Marlborough - Marlborough produces the bulk of New Zealand sparkling. The cool climate produces wines of elegance and structure with crisp acidity. The suitability of the Marlborough terroir and success of the wines produced has attracted investment from large Champagne producers, particularly Deutz and Moet & Chandon.
Hawke’s Bay and Gisborne - The area’s temperature climate and high sunshine hours results in richer, weightier examples of quality sparkling wine.
Australia - Australian sparkling wine has come a long way in a short time, with several notable French Champagne houses showing interest. Note - sparkling shiraz is a uniquely Australian style.
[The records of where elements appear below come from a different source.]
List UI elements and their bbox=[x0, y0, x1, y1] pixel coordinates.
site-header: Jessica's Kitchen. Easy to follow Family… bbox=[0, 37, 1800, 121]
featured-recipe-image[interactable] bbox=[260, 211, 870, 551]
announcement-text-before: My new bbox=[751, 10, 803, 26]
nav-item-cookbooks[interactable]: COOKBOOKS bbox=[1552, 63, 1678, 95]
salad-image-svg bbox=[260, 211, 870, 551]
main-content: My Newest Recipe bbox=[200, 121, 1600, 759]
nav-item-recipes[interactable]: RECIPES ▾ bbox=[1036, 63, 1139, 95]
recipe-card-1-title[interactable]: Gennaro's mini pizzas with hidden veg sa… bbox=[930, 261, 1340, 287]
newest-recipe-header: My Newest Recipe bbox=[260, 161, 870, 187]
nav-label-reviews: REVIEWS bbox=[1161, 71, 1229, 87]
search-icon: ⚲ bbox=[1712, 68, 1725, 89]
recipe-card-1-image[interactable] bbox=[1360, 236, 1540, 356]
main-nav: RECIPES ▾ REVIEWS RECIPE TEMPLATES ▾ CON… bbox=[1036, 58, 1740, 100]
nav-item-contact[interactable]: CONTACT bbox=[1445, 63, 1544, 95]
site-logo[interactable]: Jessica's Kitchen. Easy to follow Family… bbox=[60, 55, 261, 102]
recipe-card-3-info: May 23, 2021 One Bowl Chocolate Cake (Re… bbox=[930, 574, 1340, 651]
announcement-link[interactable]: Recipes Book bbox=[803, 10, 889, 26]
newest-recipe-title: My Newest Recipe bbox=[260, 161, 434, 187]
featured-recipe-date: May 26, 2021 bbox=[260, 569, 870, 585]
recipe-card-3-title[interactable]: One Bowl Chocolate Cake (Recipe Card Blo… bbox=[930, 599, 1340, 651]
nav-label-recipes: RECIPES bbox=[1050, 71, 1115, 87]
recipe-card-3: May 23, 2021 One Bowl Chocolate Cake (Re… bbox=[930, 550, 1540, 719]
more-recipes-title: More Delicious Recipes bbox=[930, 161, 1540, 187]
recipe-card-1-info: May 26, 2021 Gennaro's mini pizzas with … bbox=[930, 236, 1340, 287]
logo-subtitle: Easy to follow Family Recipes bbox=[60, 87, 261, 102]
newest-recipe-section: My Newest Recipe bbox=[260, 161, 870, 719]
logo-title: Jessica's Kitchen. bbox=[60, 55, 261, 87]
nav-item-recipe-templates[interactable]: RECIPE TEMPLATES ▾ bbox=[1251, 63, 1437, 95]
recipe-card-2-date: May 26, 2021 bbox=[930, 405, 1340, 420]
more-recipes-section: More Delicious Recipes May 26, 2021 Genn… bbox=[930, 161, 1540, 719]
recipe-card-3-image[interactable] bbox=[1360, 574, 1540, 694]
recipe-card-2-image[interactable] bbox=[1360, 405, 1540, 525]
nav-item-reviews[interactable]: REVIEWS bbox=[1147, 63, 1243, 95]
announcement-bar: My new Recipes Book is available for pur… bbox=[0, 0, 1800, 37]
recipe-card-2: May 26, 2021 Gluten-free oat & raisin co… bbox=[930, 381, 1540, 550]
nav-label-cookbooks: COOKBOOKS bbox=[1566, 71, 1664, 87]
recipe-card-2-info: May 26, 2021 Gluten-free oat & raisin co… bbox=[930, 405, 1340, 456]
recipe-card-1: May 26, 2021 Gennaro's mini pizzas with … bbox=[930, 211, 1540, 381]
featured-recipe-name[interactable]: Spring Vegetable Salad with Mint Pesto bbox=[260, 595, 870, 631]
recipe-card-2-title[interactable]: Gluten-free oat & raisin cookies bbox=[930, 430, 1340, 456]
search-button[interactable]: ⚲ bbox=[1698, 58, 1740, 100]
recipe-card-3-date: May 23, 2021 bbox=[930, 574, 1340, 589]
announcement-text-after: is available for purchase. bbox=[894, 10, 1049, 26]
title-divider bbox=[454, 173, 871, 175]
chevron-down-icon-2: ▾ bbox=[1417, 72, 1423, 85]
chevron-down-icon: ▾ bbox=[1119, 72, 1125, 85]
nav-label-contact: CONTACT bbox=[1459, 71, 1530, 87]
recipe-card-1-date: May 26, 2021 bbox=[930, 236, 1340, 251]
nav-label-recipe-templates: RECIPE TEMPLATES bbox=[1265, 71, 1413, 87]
It’s a full-bodied wine with berry, cherry and spice characters and some sweetness. It’s served slightly chilled, and for many Aussies, Christmas isn’t Christmas without it.
Tasmania, Australia - Tasmania is a centre of Australian sparkling wine production, viewed as Australia’s sparkling capital. Wine commentator James Halliday explains: "the clear majority of the best sparkling wines are now solely sourced from Tasmania”.
Victoria, Australia - In 1986, Moet & Chandon set up production of Domaine Chandon in the Yarra Valley, just outside Melbourne. Altitude and a cool climate make Adelaide Hills the perfect environment for growing Chardonnay and Pinot Noir for crafting top quality Sparkling.
International - Cava comes from Spain. Asti is from the Piedmont area of Italy and is crafted from Muscat fruit. Prosecco comes from Italy’s Veneto region. Lambrusco is Italy’s sparkling red. Sekt is Germany’s bubbly of choice.